Fadli Zon: Ironi, Binatang Saja Kita Lindungi, Ini Manusia Digusur Tidak Dilindungi
Dia mendukung agar warga korban penggusuran berjuang untuk mendapatkan haknya.
Penulis: Muhammad Zulfikar
Editor: Hasanudin Aco
TRIBUNNEWS.COM, JAKARTA - Wakil Ketua DPR RI Fadli Zon prihatin atas peristiwa yang dialami masyarakat DKI Jakarta terkait penggusuran di beberapa tempat di Ibu Kota.
Dia mendukung agar warga korban penggusuran berjuang untuk mendapatkan haknya.
"Saya sangat prihatin atas apa yang terjadi pada bapak-bapak dan ibu-ibu. Bapak-bapak dan ibu-ibu memiliki posisi yang valid, dan harus berjuang karena itu hak ibu dan bapak sekalian," kata Fadli di Gedung DPR, Jakarta, Kamis (15/9/2016).
Wakil Ketua Umum Partai Gerindra itu menuturkan, penggusuran di Jakarta yang dilakukan pemerintah provinsi DKI bukan malah menghilangkan kemiskinan tetapi justru menciptakan kemiskinan baru.
Menurutnya, penggusuran yang semena-mena oleh Pemprov DKI tentu bertentangan dengan konstitusi kita.
"Yang ironi, binatang saja kita lindungi, tapi ini manusia (korban penggusuran) tidak dilindungi," tuturnya.
Atas pengaduan warga Jakarta korban penggusuran, Fadli pun berencana mendatangi Rusun kawasan Rawa Bebek, Cakung, Jakarta Timur tempat relokasi korban penggusuran DKI.
"Saya akan mendatangi tempat bapak dan ibu yang jadi korban penggusuran.

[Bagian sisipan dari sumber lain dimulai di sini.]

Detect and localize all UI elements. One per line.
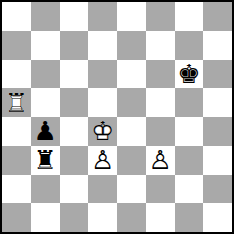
square-b2[interactable] <box>31 175 60 204</box>
white-rook-a5[interactable]: ♜♖ <box>2 88 31 117</box>
square-d3[interactable]: ♟♙ <box>88 146 117 175</box>
square-e5[interactable] <box>117 88 146 117</box>
square-f1[interactable] <box>146 203 175 232</box>
square-b5[interactable] <box>31 88 60 117</box>
square-h7[interactable] <box>203 31 232 60</box>
white-pawn-d3[interactable]: ♟♙ <box>88 146 117 175</box>
white-piece-outline-glyph: ♔ <box>88 117 117 146</box>
black-piece-glyph: ♟ <box>31 117 60 146</box>
square-f3[interactable]: ♟♙ <box>146 146 175 175</box>
square-h2[interactable] <box>203 175 232 204</box>
square-h4[interactable] <box>203 117 232 146</box>
square-c8[interactable] <box>60 2 89 31</box>
square-h8[interactable] <box>203 2 232 31</box>
square-h6[interactable] <box>203 60 232 89</box>
square-c6[interactable] <box>60 60 89 89</box>
square-f4[interactable] <box>146 117 175 146</box>
square-g3[interactable] <box>175 146 204 175</box>
square-d8[interactable] <box>88 2 117 31</box>
chess-board: ♚♜♖♟♚♔♜♟♙♟♙ <box>0 0 234 234</box>
square-a3[interactable] <box>2 146 31 175</box>
square-e1[interactable] <box>117 203 146 232</box>
square-a1[interactable] <box>2 203 31 232</box>
square-b4[interactable]: ♟ <box>31 117 60 146</box>
square-b3[interactable]: ♜ <box>31 146 60 175</box>
square-a5[interactable]: ♜♖ <box>2 88 31 117</box>
black-piece-glyph: ♜ <box>31 146 60 175</box>
white-piece-outline-glyph: ♙ <box>88 146 117 175</box>
black-king-g6[interactable]: ♚ <box>175 60 204 89</box>
square-a8[interactable] <box>2 2 31 31</box>
square-f8[interactable] <box>146 2 175 31</box>
white-king-d4[interactable]: ♚♔ <box>88 117 117 146</box>
square-b1[interactable] <box>31 203 60 232</box>
square-g8[interactable] <box>175 2 204 31</box>
black-rook-b3[interactable]: ♜ <box>31 146 60 175</box>
square-f5[interactable] <box>146 88 175 117</box>
white-pawn-f3[interactable]: ♟♙ <box>146 146 175 175</box>
black-piece-glyph: ♚ <box>175 60 204 89</box>
square-f7[interactable] <box>146 31 175 60</box>
square-d2[interactable] <box>88 175 117 204</box>
square-g7[interactable] <box>175 31 204 60</box>
square-a4[interactable] <box>2 117 31 146</box>
square-g2[interactable] <box>175 175 204 204</box>
square-g5[interactable] <box>175 88 204 117</box>
square-e6[interactable] <box>117 60 146 89</box>
chess-diagram: ♚♜♖♟♚♔♜♟♙♟♙ <box>0 0 234 234</box>
square-h3[interactable] <box>203 146 232 175</box>
square-c1[interactable] <box>60 203 89 232</box>
square-g1[interactable] <box>175 203 204 232</box>
square-e7[interactable] <box>117 31 146 60</box>
square-a7[interactable] <box>2 31 31 60</box>
square-b7[interactable] <box>31 31 60 60</box>
square-b8[interactable] <box>31 2 60 31</box>
square-b6[interactable] <box>31 60 60 89</box>
black-pawn-b4[interactable]: ♟ <box>31 117 60 146</box>
square-g4[interactable] <box>175 117 204 146</box>
square-f2[interactable] <box>146 175 175 204</box>
square-h5[interactable] <box>203 88 232 117</box>
square-f6[interactable] <box>146 60 175 89</box>
square-e4[interactable] <box>117 117 146 146</box>
square-c7[interactable] <box>60 31 89 60</box>
square-c3[interactable] <box>60 146 89 175</box>
square-c4[interactable] <box>60 117 89 146</box>
square-d1[interactable] <box>88 203 117 232</box>
square-d6[interactable] <box>88 60 117 89</box>
white-piece-outline-glyph: ♖ <box>2 88 31 117</box>
square-g6[interactable]: ♚ <box>175 60 204 89</box>
square-c5[interactable] <box>60 88 89 117</box>
square-e8[interactable] <box>117 2 146 31</box>
square-c2[interactable] <box>60 175 89 204</box>
square-a6[interactable] <box>2 60 31 89</box>
square-e3[interactable] <box>117 146 146 175</box>
square-e2[interactable] <box>117 175 146 204</box>
square-d5[interactable] <box>88 88 117 117</box>
square-h1[interactable] <box>203 203 232 232</box>
square-d7[interactable] <box>88 31 117 60</box>
white-piece-outline-glyph: ♙ <box>146 146 175 175</box>
square-a2[interactable] <box>2 175 31 204</box>
square-d4[interactable]: ♚♔ <box>88 117 117 146</box>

Besok saya akan kesana," ujarnya.
Sebelumnya diberitakan, aktivis Ratna Sarumpaet bersama warga Jakarta korban penggusuran di Ibu Kota mendatangi Gedung DPR, Jakarta, Kamis (15/9/2016).
Kedatangan Ratna ke Kompleks Parlemen untuk melakukan audiensi dengan Wakil Ketua DPR, Fadli Zon.
Audiensi antara Fadli dengan Ratna dan korban penggusuran di Jakarta berangsung di ruang rapat pimpinan DPR lantai 3, Gedung Nusantara III.
Korban penggusuran di Jakarta itu antara lain berasa dari Kampung Aquarium, Rawa Jati dan Kampung Pulo.
Dalam kesempatan tersebut, Ratna mengatakan, penggusuran yang terjadi di Jakarta bukan sebuah hal yang baru.
Menurutnya, pemerintahan sebelum Basuki Tjahaja Purnama alias Ahok melakukan penggusuran dengan cara manusiawi dan tidak gaduh seperti saat ini.
"Di era Sutiyoso ada juga relokasi, tapi tidak gaduh seperti sekarang. Berlokasi di Cengkareng, ruun era Bang Yos yang diberi nama Rusum Cinta Kasih Budha Tze Chi, diresmikan Presiden. Presiden dan Gubernur era itu punya cara mengatasi keliaran konglomerasi macam Podomoro," kata Ratna.
Ratna menjelaskan relokasi Kali Angke dilakukan akibat banjir bandang 2001-2002, sementara alasan relokasi era Ahok umumnya untuk membuat taman dan akses jalan, demi menaikkan harga tanah dan menaikkan harga apartemen sekitar.
"Kampung Aquarium tidak pernah banjir. Tapi tetap digusur Ahok. Rawajati yang tidak ada urusan dengan bantaran sungai, juga digusur konon demi pelebaran parkir Kalibata City atau demi pengusaha," tuturnya.
Masih kata Ratna, sudah terlalu banyak tumbal yang disajikan warga Ibukota di altar Jakarta demi kebohongan, kebodohan dan kesombongan yang terus ditebar dengan jumawa oleh Gubernur Ahok. Harta, derita, air mata, bahkan nyawa telah dipersembahkan rakyat dalam kehinaannya di hadapan kekuasaan yang arogan.
"Tanpa melalui proses mediasi/dialog/negosiasi dengan warga seperti diatur dalam Undang-undang dan konstitusi, alat-alat kekuasaan itu menghentak keriaan anak-anak Kampung Akuarium, membunuh seketika harapan dan mimpi-mimpi mereka, sekaligus mengubur sejarah dan budaya mereka," imbuhnya.
"Dengan pola yang sama, Ahok menggasak kampung-kampung warga Jakarta di mana-mana," tandasnya.